Kait, I actually figured out how we could do it some time ago. Unfortunately, cloning of human beings is illegal. ;-)

Linda Rodriguez said...

And thank you, Elaine, for posting this for me during your own very crazy season. I truly appreciate it!

KM Rockwood said...

Retirement is wonderful!

I hadn't really planned to retire, but I found I was struggling so much I couldn't do a decent job, and decided it was time to concentrate on other things.

I've always wondered how whirlwind like people could do it, while I had my hands full with a few things, and had to prioritize, leaving lots undone.

Come to find out (in my 60's, mind you) that I have a congenital heart defect that means I wasn't getting enough oxygen in my blood. No wonder I'd have such difficulty carrying my share of the picnic supplies while my siblings ran on ahead, their arms full.

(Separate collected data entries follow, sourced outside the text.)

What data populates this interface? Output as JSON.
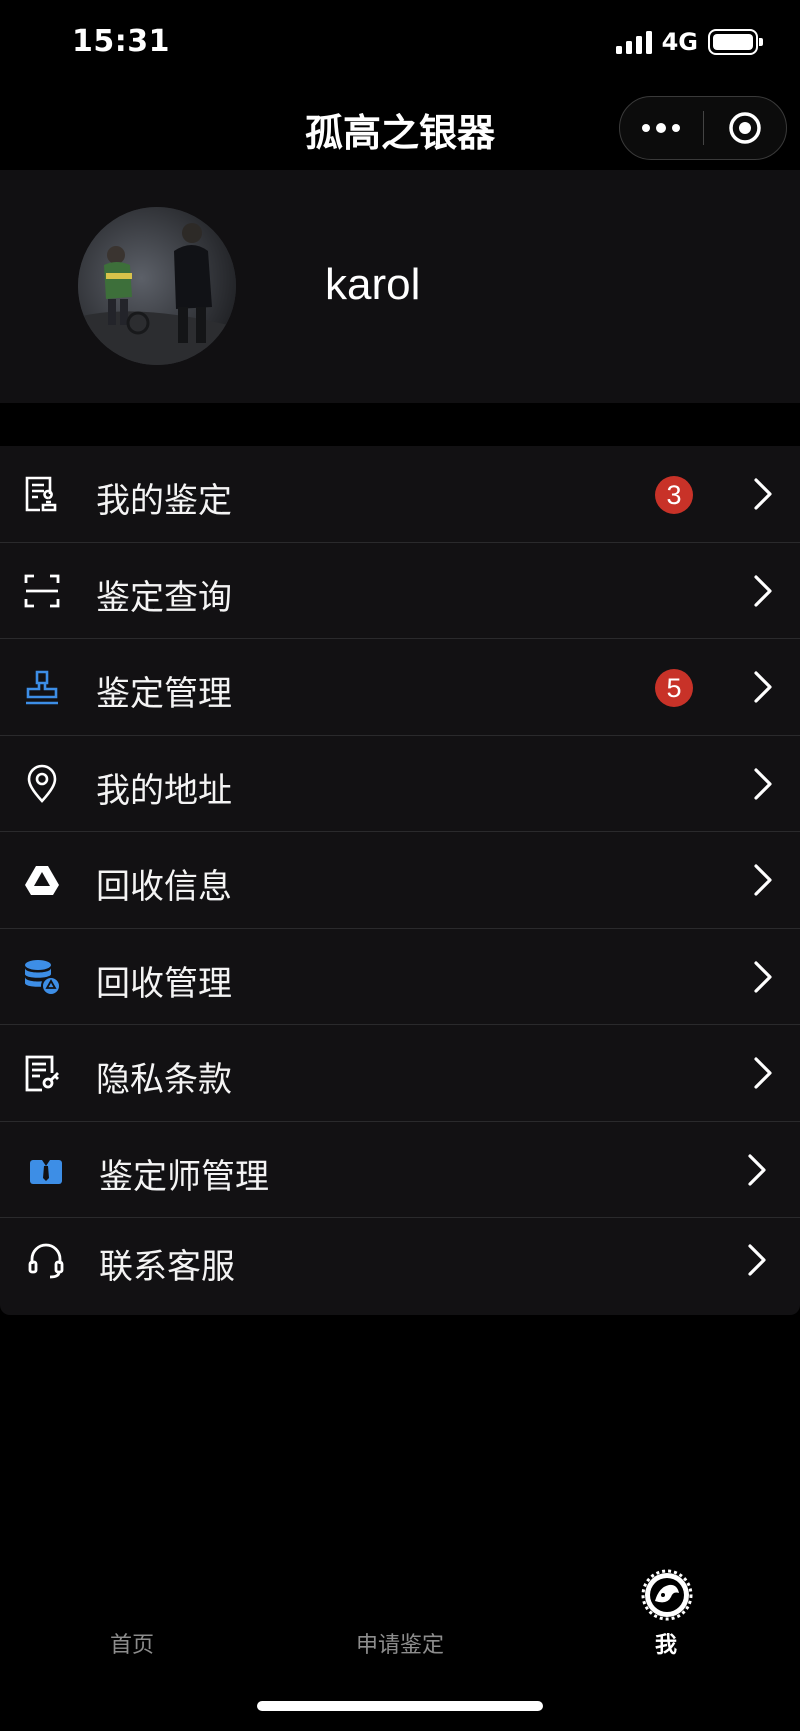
{
  "status_bar": {
    "time": "15:31",
    "network": "4G"
  },
  "nav": {
    "title": "孤高之银器"
  },
  "profile": {
    "username": "karol"
  },
  "menu": [
    {
      "label": "我的鉴定",
      "icon": "document-stamp-icon",
      "badge": "3"
    },
    {
      "label": "鉴定查询",
      "icon": "scan-frame-icon",
      "badge": ""
    },
    {
      "label": "鉴定管理",
      "icon": "stamp-icon",
      "badge": "5"
    },
    {
      "label": "我的地址",
      "icon": "location-pin-icon",
      "badge": ""
    },
    {
      "label": "回收信息",
      "icon": "recycle-triangle-icon",
      "badge": ""
    },
    {
      "label": "回收管理",
      "icon": "database-recycle-icon",
      "badge": ""
    },
    {
      "label": "隐私条款",
      "icon": "document-key-icon",
      "badge": ""
    },
    {
      "label": "鉴定师管理",
      "icon": "appraiser-icon",
      "badge": ""
    },
    {
      "label": "联系客服",
      "icon": "headset-icon",
      "badge": ""
    }
  ],
  "tabs": [
    {
      "label": "首页"
    },
    {
      "label": "申请鉴定"
    },
    {
      "label": "我",
      "active": true
    }
  ],
  "colors": {
    "background": "#000000",
    "panel": "#121113",
    "accent_blue": "#3d8ee6",
    "badge_red": "#c83228"
  }
}
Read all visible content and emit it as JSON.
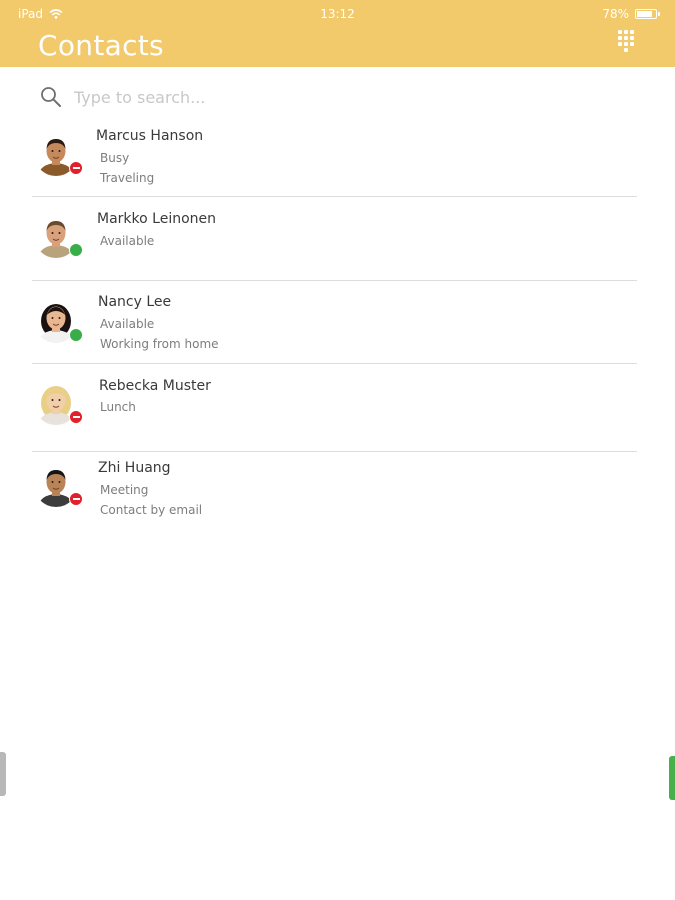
{
  "status_bar": {
    "device": "iPad",
    "time": "13:12",
    "battery": "78%",
    "battery_level": 0.78
  },
  "header": {
    "title": "Contacts",
    "dialpad_icon": "dialpad-icon"
  },
  "search": {
    "placeholder": "Type to search...",
    "value": "",
    "icon": "search-icon"
  },
  "contacts": [
    {
      "name": "Marcus Hanson",
      "status": "Busy",
      "note": "Traveling",
      "presence": "busy",
      "presence_color": "#e0212b"
    },
    {
      "name": "Markko Leinonen",
      "status": "Available",
      "note": "",
      "presence": "available",
      "presence_color": "#39ad48"
    },
    {
      "name": "Nancy Lee",
      "status": "Available",
      "note": "Working from home",
      "presence": "available",
      "presence_color": "#39ad48"
    },
    {
      "name": "Rebecka Muster",
      "status": "Lunch",
      "note": "",
      "presence": "busy",
      "presence_color": "#e0212b"
    },
    {
      "name": "Zhi Huang",
      "status": "Meeting",
      "note": "Contact by email",
      "presence": "busy",
      "presence_color": "#e0212b"
    }
  ],
  "colors": {
    "header": "#f2ca6c",
    "divider": "#dddddd",
    "busy": "#e0212b",
    "available": "#39ad48"
  }
}
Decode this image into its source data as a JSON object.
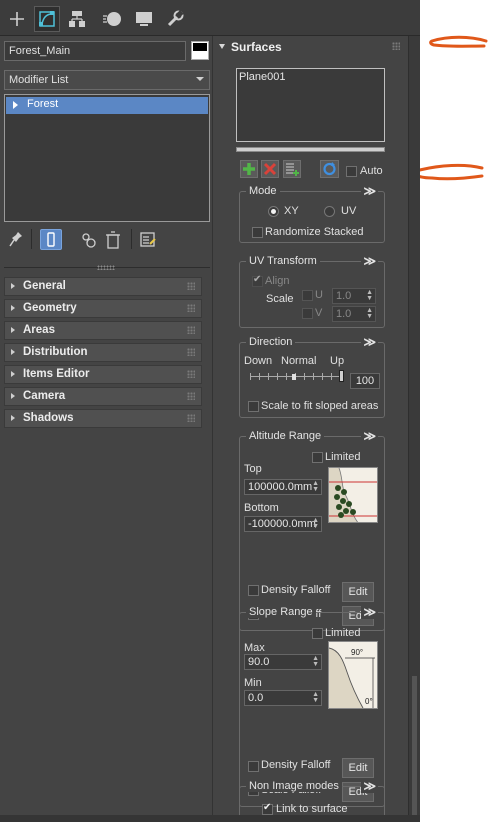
{
  "object_name": "Forest_Main",
  "object_color": "#000000",
  "modifier_list": {
    "label": "Modifier List"
  },
  "stack": {
    "items": [
      "Forest"
    ]
  },
  "rollouts": [
    "General",
    "Geometry",
    "Areas",
    "Distribution",
    "Items Editor",
    "Camera",
    "Shadows"
  ],
  "surfaces": {
    "title": "Surfaces",
    "list": [
      "Plane001"
    ],
    "auto_label": "Auto"
  },
  "mode": {
    "title": "Mode",
    "collapse": "≫",
    "xy": "XY",
    "uv": "UV",
    "randomize": "Randomize Stacked",
    "selected": "XY"
  },
  "uv_transform": {
    "title": "UV Transform",
    "collapse": "≫",
    "align": "Align",
    "scale": "Scale",
    "u": "U",
    "v": "V",
    "u_value": "1.0",
    "v_value": "1.0"
  },
  "direction": {
    "title": "Direction",
    "collapse": "≫",
    "down": "Down",
    "normal": "Normal",
    "up": "Up",
    "value": "100",
    "scale_fit": "Scale to fit sloped areas"
  },
  "altitude": {
    "title": "Altitude Range",
    "collapse": "≫",
    "limited": "Limited",
    "top": "Top",
    "top_value": "100000.0mm",
    "bottom": "Bottom",
    "bottom_value": "-100000.0mm",
    "density_falloff": "Density Falloff",
    "scale_falloff": "Scale Falloff",
    "edit": "Edit"
  },
  "slope": {
    "title": "Slope Range",
    "collapse": "≫",
    "limited": "Limited",
    "max": "Max",
    "max_value": "90.0",
    "min": "Min",
    "min_value": "0.0",
    "density_falloff": "Density Falloff",
    "scale_falloff": "Scale Falloff",
    "edit": "Edit",
    "thumb_max": "90°",
    "thumb_min": "0°"
  },
  "non_image": {
    "title": "Non Image modes",
    "collapse": "≫",
    "link": "Link to surface"
  },
  "colors": {
    "panel_bg": "#444444",
    "selected_item": "#5b87c5",
    "annotation": "#e0581a"
  }
}
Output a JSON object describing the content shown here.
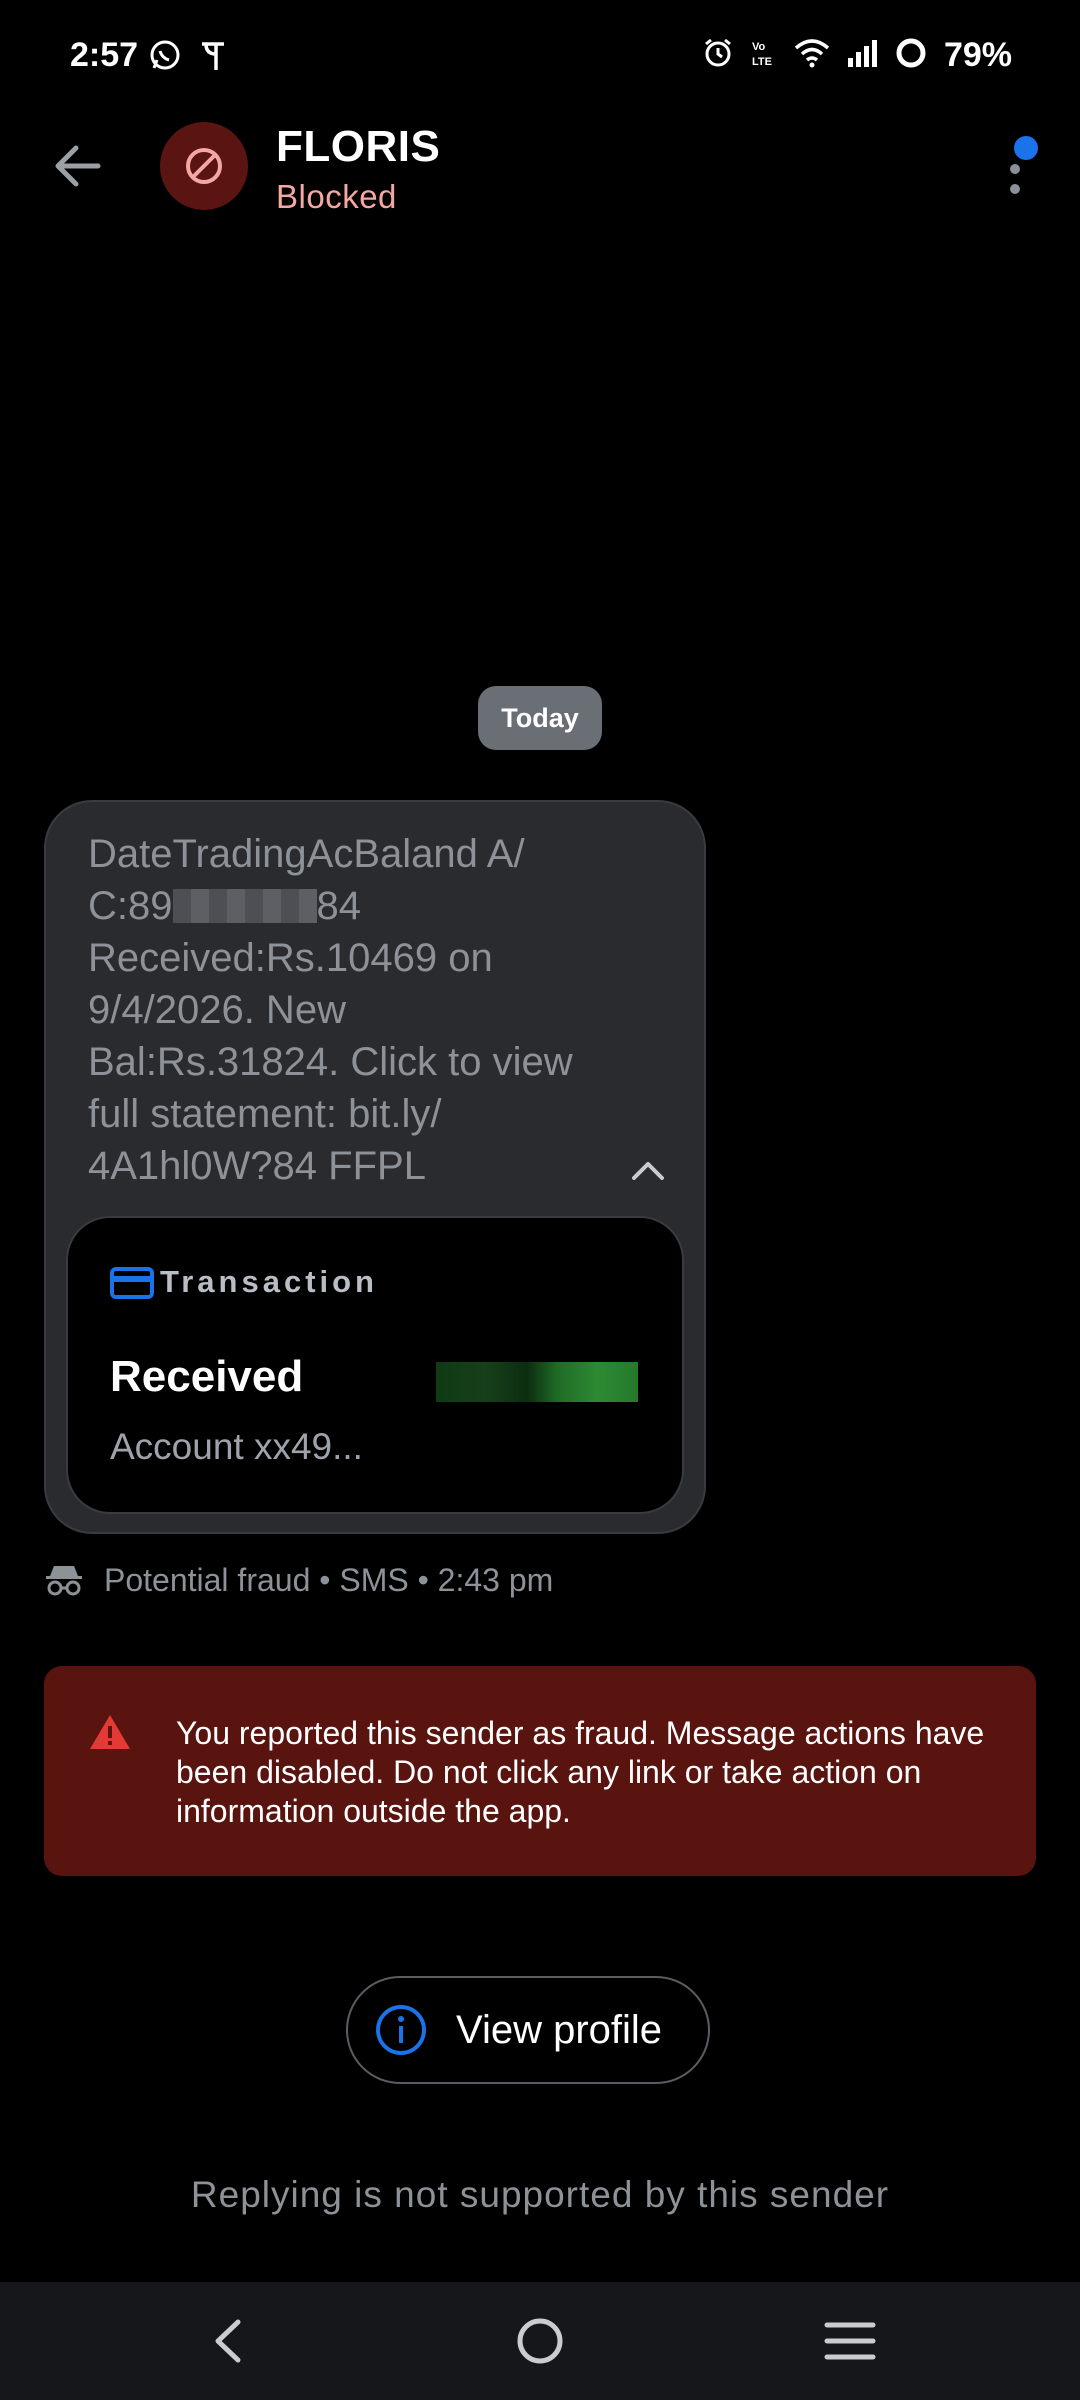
{
  "status_bar": {
    "time": "2:57",
    "battery": "79%",
    "left_icons": [
      "whatsapp-icon",
      "phonepe-icon"
    ],
    "right_icons": [
      "alarm-icon",
      "volte-icon",
      "wifi-icon",
      "signal-icon",
      "battery-ring-icon"
    ]
  },
  "header": {
    "contact_name": "FLORIS",
    "contact_status": "Blocked",
    "avatar_icon": "blocked-icon"
  },
  "conversation": {
    "date_chip": "Today",
    "message": {
      "line1": "DateTradingAcBaland A/",
      "line2_prefix": "C:89",
      "line2_suffix": "84",
      "line3": "Received:Rs.10469 on",
      "line4": "9/4/2026. New",
      "line5": "Bal:Rs.31824. Click to view",
      "line6": "full statement: bit.ly/",
      "line7": "4A1hl0W?84 FFPL"
    },
    "transaction_card": {
      "label": "Transaction",
      "title": "Received",
      "account": "Account xx49..."
    },
    "meta": "Potential fraud • SMS • 2:43 pm"
  },
  "fraud_banner": {
    "text": "You reported this sender as fraud. Message actions have been disabled. Do not click any link or take action on information outside the app."
  },
  "view_profile": {
    "label": "View profile"
  },
  "reply_note": "Replying is not supported by this sender",
  "colors": {
    "background": "#000000",
    "bubble": "#2a2b2f",
    "blocked_avatar": "#5a1412",
    "blocked_text": "#f4a7a3",
    "fraud_banner": "#5a1410",
    "accent_blue": "#1a73e8"
  }
}
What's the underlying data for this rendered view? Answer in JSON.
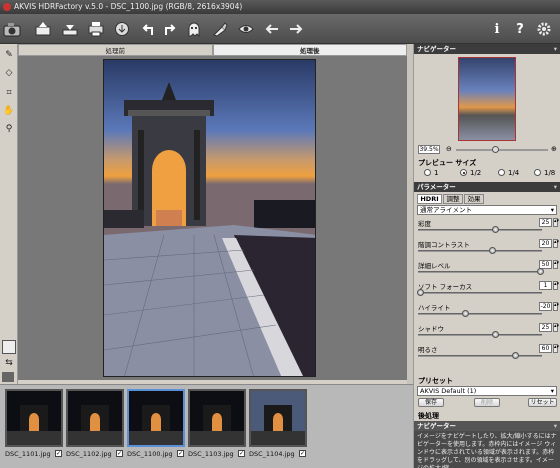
{
  "window": {
    "title": "AKVIS HDRFactory v.5.0 - DSC_1100.jpg (RGB/8, 2616x3904)"
  },
  "toolbar": {
    "items": [
      "camera-icon",
      "open-icon",
      "save-icon",
      "print-icon",
      "share-icon",
      "undo-icon",
      "redo-icon",
      "ghost-icon",
      "brush-icon",
      "eye-icon",
      "back-icon",
      "forward-icon",
      "info-icon",
      "help-icon",
      "settings-icon"
    ]
  },
  "view_tabs": {
    "before": "処理前",
    "after": "処理後"
  },
  "navigator": {
    "title": "ナビゲーター",
    "zoom": "39.5%"
  },
  "preview_size": {
    "title": "プレビュー サイズ",
    "options": [
      "1",
      "1/2",
      "1/4",
      "1/8"
    ],
    "selected": "1/2"
  },
  "params": {
    "title": "パラメーター",
    "tabs": [
      "HDRI",
      "調整",
      "効果"
    ],
    "active_tab": "HDRI",
    "preset_mode": "通常アライメント",
    "sliders": [
      {
        "label": "彩度",
        "value": "25",
        "level": 0.62
      },
      {
        "label": "階調コントラスト",
        "value": "20",
        "level": 0.6
      },
      {
        "label": "詳細レベル",
        "value": "50",
        "level": 0.98
      },
      {
        "label": "ソフト フォーカス",
        "value": "1",
        "level": 0.02
      },
      {
        "label": "ハイライト",
        "value": "-20",
        "level": 0.38
      },
      {
        "label": "シャドウ",
        "value": "25",
        "level": 0.62
      },
      {
        "label": "明るさ",
        "value": "60",
        "level": 0.78
      }
    ]
  },
  "presets": {
    "title": "プリセット",
    "selected": "AKVIS Default (1)",
    "save": "保存",
    "delete": "削除",
    "reset": "リセット"
  },
  "postproc": {
    "title": "後処理"
  },
  "help": {
    "title": "ナビゲーター",
    "text": "イメージをナビゲートしたり、拡大/縮小するにはナビゲーターを使用します。赤枠内にはイメージ ウィンドウに表示されている領域が表示されます。赤枠をドラッグして、別の領域を表示させます。イメージの拡大/縮"
  },
  "filmstrip": {
    "items": [
      "DSC_1101.jpg",
      "DSC_1102.jpg",
      "DSC_1100.jpg",
      "DSC_1103.jpg",
      "DSC_1104.jpg"
    ],
    "selected": 2
  }
}
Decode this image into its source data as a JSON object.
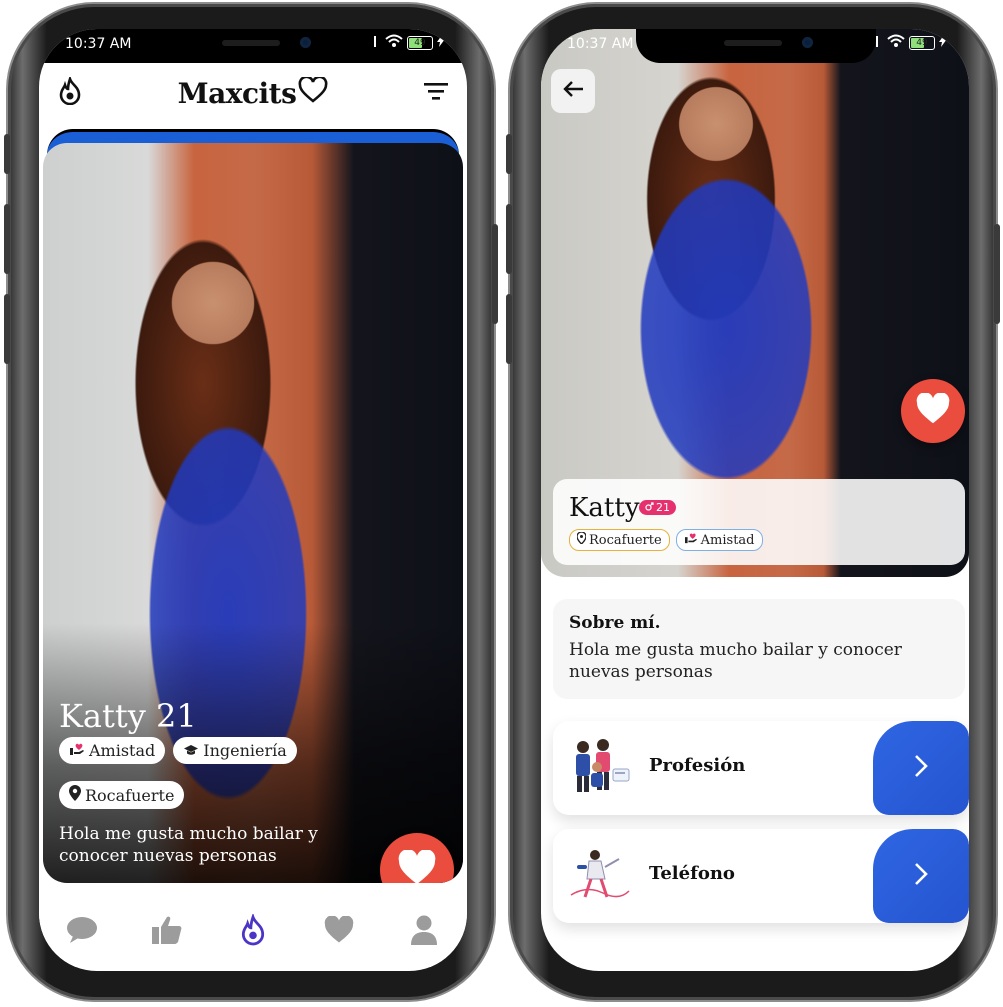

I have a patch on my heart now, that helps a lot (I'd gotten to the point where I was sleeping over 12 hours a day)although I still have a leaking heart valve. But I can do things again!

One compromise I made when I started writing seriously was that I couldn't worry about the house (the heart problem made repairs and even regular housekeeping difficult) The price I pay for that is a very dusty house in disrepair. I'm trying to solve that puzzle, but meanwhile, I'm glad I chose my writing over my house.

E. B. Davis said...

Why is it when I'm super busy--I end up going to Home Depot every other day? Packing, moving stuff, and then seeing what is behind it--which means I'm also painting. Can't wait until mid-April when we will finally be in Hatteras! Life is too short for all we want to do. Happy Monday everyone!

Linda Rodriguez said...

KM, that's a choice I've made also. I can't do a lot of the housework that I used to do (have lost quite a bit of range of motion and need to use a cane), so no one sees my house anymore where the dust bunnies have all been eaten by the dust gorillas. I'm working full-time at home with writing books (and promoting, etc.), teaching, and freelance editorial work of various sorts, and my husband works a full-time job and teaches classes at another university on top of that, as well as handling some necessary chores I can't do any longer like laundry (can't reach far enough into the washing machine or dryer). In the past, I'd be terribly ashamed of the mess my house is in, but like you, I've had to make choices.

Linda Rodriguez said...

Elaine, I hope you're soon out of that whirlwind that is packing, selling the house, and moving. That is one of the most stressful situations.

Linda Thorne said...

I can sure relate to this. I have a job where I never know when a crisis is brewing. I don't help save people from injury or death, but I'm in human resources and I'm dealing with people and their issues constantly. There are taxes to do, dogs to take to the vet, and good things like family to visit. I feel guilty when I take an hour once in awhile to watch NCIS on TV with my husband. Meanwhile my book that's a work-in-progress gets ignored.

Linda Rodriguez said...

The thing is, Linda, that we never "find" time to write. We can only ever "make" time to write. And I know this. So it's time to pull myself up and get up a little earlier or stay up a little later or write during lunch or all of these.